Le débriefing n’est pas du théâtre.
De retour dans la « salle d’attente », chaque comédien évalue l’étudiant selon une grille très précise. Le patient-à-la-béquille lâche un « il est bien ce petit » et renseigne toutes les questions, chapitre par chapitre : évaluation générale, caractérisation de la plainte, signes fonctionnels associés, caractérisation du terrain et du contexte, évaluation de l’examen physique, recherche d’éléments de gravité… Tout y passe. « Certains étudiants sont complètement à côté pour ce qui est du rapport au patient, explique le comédien. Ce matin, il y en a un qui m’a quand même dit : "franchement, là, je sais pas…" » Une autre comédienne professionnelle, Elise Carville, qui participe à cet exercice pour la troisième année, souligne que, globalement, les évaluations sont plutôt dures. Et précise : « On se rend compte que les étudiants ne portent pas vraiment d’attention réelle à leurs patients. Quand on dit par exemple, à plusieurs reprises au cours de la consultation : "je dors mal", la plupart du temps, ils ne rebondissent pas ! »

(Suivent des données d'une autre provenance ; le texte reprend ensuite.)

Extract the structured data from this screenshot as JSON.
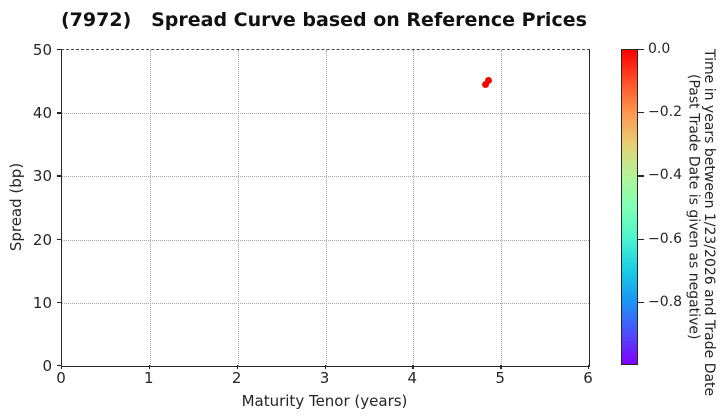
{
  "title": "(7972)   Spread Curve based on Reference Prices",
  "chart_data": {
    "type": "scatter",
    "title": "(7972)   Spread Curve based on Reference Prices",
    "xlabel": "Maturity Tenor (years)",
    "ylabel": "Spread (bp)",
    "xlim": [
      0,
      6
    ],
    "ylim": [
      0,
      50
    ],
    "xticks": [
      0,
      1,
      2,
      3,
      4,
      5,
      6
    ],
    "yticks": [
      0,
      10,
      20,
      30,
      40,
      50
    ],
    "grid": true,
    "grid_style": "dotted",
    "points": [
      {
        "x": 4.87,
        "y": 45.0,
        "trade_time": 0.0,
        "color": "#f20800"
      },
      {
        "x": 4.83,
        "y": 44.4,
        "trade_time": 0.0,
        "color": "#f20800"
      }
    ],
    "colorbar": {
      "label_line1": "Time in years between 1/23/2026 and Trade Date",
      "label_line2": "(Past Trade Date is given as negative)",
      "range_top": 0.0,
      "range_bottom": -1.0,
      "ticks": [
        {
          "label": "0.0",
          "value": 0.0
        },
        {
          "label": "−0.2",
          "value": -0.2
        },
        {
          "label": "−0.4",
          "value": -0.4
        },
        {
          "label": "−0.6",
          "value": -0.6
        },
        {
          "label": "−0.8",
          "value": -0.8
        }
      ],
      "colormap": "rainbow (0.0 = red at top, -1.0 = violet at bottom)",
      "gradient": [
        {
          "pos": 0.0,
          "color": "#ff0000"
        },
        {
          "pos": 0.1,
          "color": "#ff4f28"
        },
        {
          "pos": 0.2,
          "color": "#ff964f"
        },
        {
          "pos": 0.3,
          "color": "#e6cf74"
        },
        {
          "pos": 0.4,
          "color": "#b3f396"
        },
        {
          "pos": 0.5,
          "color": "#80ffb5"
        },
        {
          "pos": 0.6,
          "color": "#4df3ce"
        },
        {
          "pos": 0.7,
          "color": "#1acee3"
        },
        {
          "pos": 0.8,
          "color": "#1a96f3"
        },
        {
          "pos": 0.9,
          "color": "#4d4ffc"
        },
        {
          "pos": 1.0,
          "color": "#8000ff"
        }
      ]
    }
  }
}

Le groupe des comédiens ne se gêne d’ailleurs pas pour dire les choses directement aux étudiants quand vient le moment du débriefing à la fin de la demi-journée. « Ce temps-là est capital, note le Dr Pierre Potier. Car, dans la vraie vie, jamais un médecin n’a un retour du patient. » La faculté de médecine de Nantes attache tellement d’importance à cet exercice de pédagogie que l’absence à une seule consultation (les étudiants en enchaînent huit sur une matinée) entraîne automatiquement le redoublement. « Ce programme représente un engagement fort de notre faculté, souligne l’enseignant. Cette méthode, qui exige le recours à des comédiens professionnels et demande plusieurs séances d’information des acteurs sur telle ou telle pathologie et de co-écriture des scénarii, permet de montrer très tôt dans le cursus le but à atteindre. Cela les aide à appréhender ce qui les attend et les guide dans leur façon d’apprendre. Souvent, les jeunes médecins sont désarmés en consultation et il survient chez eux une surcharge cognitive qui ne laisse plus beaucoup de place pour créer la relation. On leur apprend les maladies, sans leur dire suffisamment qu’ils doivent être attentifs à la relation qu’ils vont créer avec leur patient. On pose un diagnostic sur une pathologie et selon l’état psycho-affectif du patient, qui va évoluer pendant les 15 minutes en moyenne que l’on va passer avec eux. Il faut qu’ils prennent bien conscience qu’il n’existe pas de consultation-type. Certains patients peuvent entrer sereins et ressortir complètement stressés. D’où la nécessité de poser un diagnostic que l’on appelle dynamique. »
Déjà financé par de l’argent privé, provenant de la fondation de la faculté, le programme ne peut pas être renouvelé pour d’autres promotions. L’idéal serait pourtant, selon le Pr Potier, de décliner cet exercice tous les ans jusqu’en 6ème année, en augmentant les difficultés sur le plan relationnel.